Mar 29, 2014 10:02 PM by Tony Spehar

Teen uses swapping to turn lego into car donated to Black Forest charity

BLACK FOREST - A local teenager turned a school project, and a single lego brick, into a special donation to a local charity helping Black Forest fire survivors.

Starting with a rare purple lego Wes Crockett began trading up for more valuable items, in February he had traded up to a 50-inch plasma screen television and a home gym.

"I just kept trading up and eventually I got to two snowmobiles and a trailer," Crockett explained. "Then I sold all of that and got $2,000."

A teacher had encouraged him to use his trading talents to help the community, so originally he planned to use half the money he gained to buy himself a car and half he would donate to Black Forest Crosses For Losses.

Crosses for Losses offers aid in the form of food, clothing, appliances and furniture that is given out to those who lost their homes in 2013's Black Forest Fire. They've given out thousands of dollars worth of donations since opening 9-months ago.

"I just prayed to God, put it in his hands and decided that he'll figure it out and he did," Crockett described. "He said like to give them the whole $2,000."

On Saturday he donated a retired ambulance he bought from a man in Walsenburg.

"We're going to use this for our disaster response vehicle, we all know again that fire season is coming," explained Crosses for Losses Founder Amanda Davis. "We offer a very valuable component to helping these people recover in the very beginning stages as well as some help long term with that."

Crockett's donation will help not only survivors of the Black Forest Fire, but other disaster survivors. Crosses for Losses has begun offering aid to those in trouble across Southern Colorado, recently they helped survivors of the fire at the Devonshire Square Apartments in Colorado Springs. Now they can do it in a single vehicle designed for similar purposes.

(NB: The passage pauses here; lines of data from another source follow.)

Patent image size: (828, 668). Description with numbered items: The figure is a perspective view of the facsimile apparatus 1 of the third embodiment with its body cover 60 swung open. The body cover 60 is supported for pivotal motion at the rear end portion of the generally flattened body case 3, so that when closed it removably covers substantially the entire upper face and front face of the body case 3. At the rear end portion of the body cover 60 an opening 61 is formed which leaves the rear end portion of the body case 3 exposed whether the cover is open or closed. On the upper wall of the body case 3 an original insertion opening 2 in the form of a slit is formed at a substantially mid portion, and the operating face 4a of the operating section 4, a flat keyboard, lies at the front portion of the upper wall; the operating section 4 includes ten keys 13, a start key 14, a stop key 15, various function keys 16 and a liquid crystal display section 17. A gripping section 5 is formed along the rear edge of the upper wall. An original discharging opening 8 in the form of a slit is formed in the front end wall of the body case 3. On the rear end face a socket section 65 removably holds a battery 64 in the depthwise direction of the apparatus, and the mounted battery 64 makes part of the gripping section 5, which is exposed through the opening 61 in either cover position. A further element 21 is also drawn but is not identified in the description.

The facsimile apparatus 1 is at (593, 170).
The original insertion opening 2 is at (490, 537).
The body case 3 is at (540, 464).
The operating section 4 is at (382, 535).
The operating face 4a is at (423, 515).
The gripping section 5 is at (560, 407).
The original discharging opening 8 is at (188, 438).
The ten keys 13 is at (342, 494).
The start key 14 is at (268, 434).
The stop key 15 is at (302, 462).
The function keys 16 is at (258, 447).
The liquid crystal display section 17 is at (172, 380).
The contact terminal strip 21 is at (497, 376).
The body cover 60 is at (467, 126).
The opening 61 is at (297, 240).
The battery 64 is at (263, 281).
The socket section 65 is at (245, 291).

"That's huge," said Amanda Davis."You don't get to hear those feel good stories about kids as often as we'd like to these days."

Crockett doesn't regret that he'll have to wait a little longer to buy himself a car.

"It felt great," Crockett said of the donation. "I knew something like this would happen, something big for them."

Wes Crockett still has some purple legos and other donated items, he plans to use them to try and get himself a car to drive when he turns 16 in May.